The genome of pear (Pyrus bretschneideri Rehd.)

Abstract

The draft genome of pear (Pyrus bretschneideri) using a combination of BAC-by-BAC and next generation sequencing is reported. A 512.0 Mb sequence corresponding to 97.1% of the estimated genome size of this highly heterozygous species is assembled with 194x coverage. High-density genetic maps comprising of 2,005 SNP markers anchored 75.5% of the sequence to all 17 chromosomes. The pear genome encodes 42,812 protein-coding genes, and of these, ~28.5% encode multiple isoforms. High quality of the assembly and annotation is assessed and confirmed using Sanger-derived BAC sequences along with transcriptome sequences of different tissues. Repetitive sequences of 271.9 Mb in length, accounting for 53.1% of the pear genome, are identified. Simulation of eudicots to the ancestor of Rosaceae has re-constructed nine ancestral chromosomes. Pear and apple have diverged from each other ~5.4 to 21.5 MYA, and a recent whole-genome duplication (WGD) event must have occurred 30-45 MYA prior to their divergence, but following divergence from strawberry. When compared with the apple genome sequence, size differences between apple and pear genomes are confirmed mainly due to presence of repetitive sequences predominantly contributed by transposable elements (TEs), while genic regions are similar in both species.
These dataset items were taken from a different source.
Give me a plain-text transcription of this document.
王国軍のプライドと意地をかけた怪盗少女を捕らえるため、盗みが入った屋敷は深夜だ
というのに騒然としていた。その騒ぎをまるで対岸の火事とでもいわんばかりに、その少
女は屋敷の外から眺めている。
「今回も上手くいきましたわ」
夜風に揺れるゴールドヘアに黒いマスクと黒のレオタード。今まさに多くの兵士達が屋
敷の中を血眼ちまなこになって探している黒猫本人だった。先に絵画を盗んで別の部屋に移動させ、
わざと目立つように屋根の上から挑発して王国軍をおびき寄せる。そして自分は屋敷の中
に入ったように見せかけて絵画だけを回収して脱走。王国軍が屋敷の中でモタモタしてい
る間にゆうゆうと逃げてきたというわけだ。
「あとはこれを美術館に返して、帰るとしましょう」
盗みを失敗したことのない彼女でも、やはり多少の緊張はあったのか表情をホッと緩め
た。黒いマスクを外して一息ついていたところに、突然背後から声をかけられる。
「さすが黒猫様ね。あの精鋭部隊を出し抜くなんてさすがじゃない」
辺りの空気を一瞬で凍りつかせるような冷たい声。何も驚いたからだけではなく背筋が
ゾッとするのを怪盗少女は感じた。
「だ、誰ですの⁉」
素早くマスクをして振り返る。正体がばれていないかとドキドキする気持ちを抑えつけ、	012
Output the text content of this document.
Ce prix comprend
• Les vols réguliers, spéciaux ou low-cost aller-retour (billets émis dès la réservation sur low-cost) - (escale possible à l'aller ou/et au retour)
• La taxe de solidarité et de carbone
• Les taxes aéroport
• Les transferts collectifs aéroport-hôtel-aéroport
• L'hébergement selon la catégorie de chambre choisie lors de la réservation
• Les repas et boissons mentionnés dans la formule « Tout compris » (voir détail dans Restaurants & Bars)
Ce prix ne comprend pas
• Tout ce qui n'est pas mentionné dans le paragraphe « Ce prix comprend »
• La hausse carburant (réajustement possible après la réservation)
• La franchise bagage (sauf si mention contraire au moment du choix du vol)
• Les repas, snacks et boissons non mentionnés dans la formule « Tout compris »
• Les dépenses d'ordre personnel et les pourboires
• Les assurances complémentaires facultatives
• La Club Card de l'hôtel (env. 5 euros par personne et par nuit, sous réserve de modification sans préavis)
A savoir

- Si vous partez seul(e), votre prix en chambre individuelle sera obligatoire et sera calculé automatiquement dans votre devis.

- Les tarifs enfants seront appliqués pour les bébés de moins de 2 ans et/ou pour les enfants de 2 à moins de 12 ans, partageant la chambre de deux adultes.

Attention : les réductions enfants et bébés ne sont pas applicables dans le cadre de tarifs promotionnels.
Genes critical for self-incompatibility, lignified stone cells (a unique feature of pear fruit), sorbitol metabolism and volatile compounds of fruit have also been identified. Multiple candidate SFB genes appear as tandem repeats in the S-locus region of pear; while, lignin synthesis-related gene family expansion and highly expressed gene families of HCT, C3'H, and CCOMT contribute to high accumulation of both G-lignin and S-lignin. Expansion of S6PDH, SDH, and SOT along with evolutionary relationships of pear and apple have demonstrated their divergence from a common ancestor. Moreover, α-linolenic acid metabolism is a key pathway for aroma in pear fruit.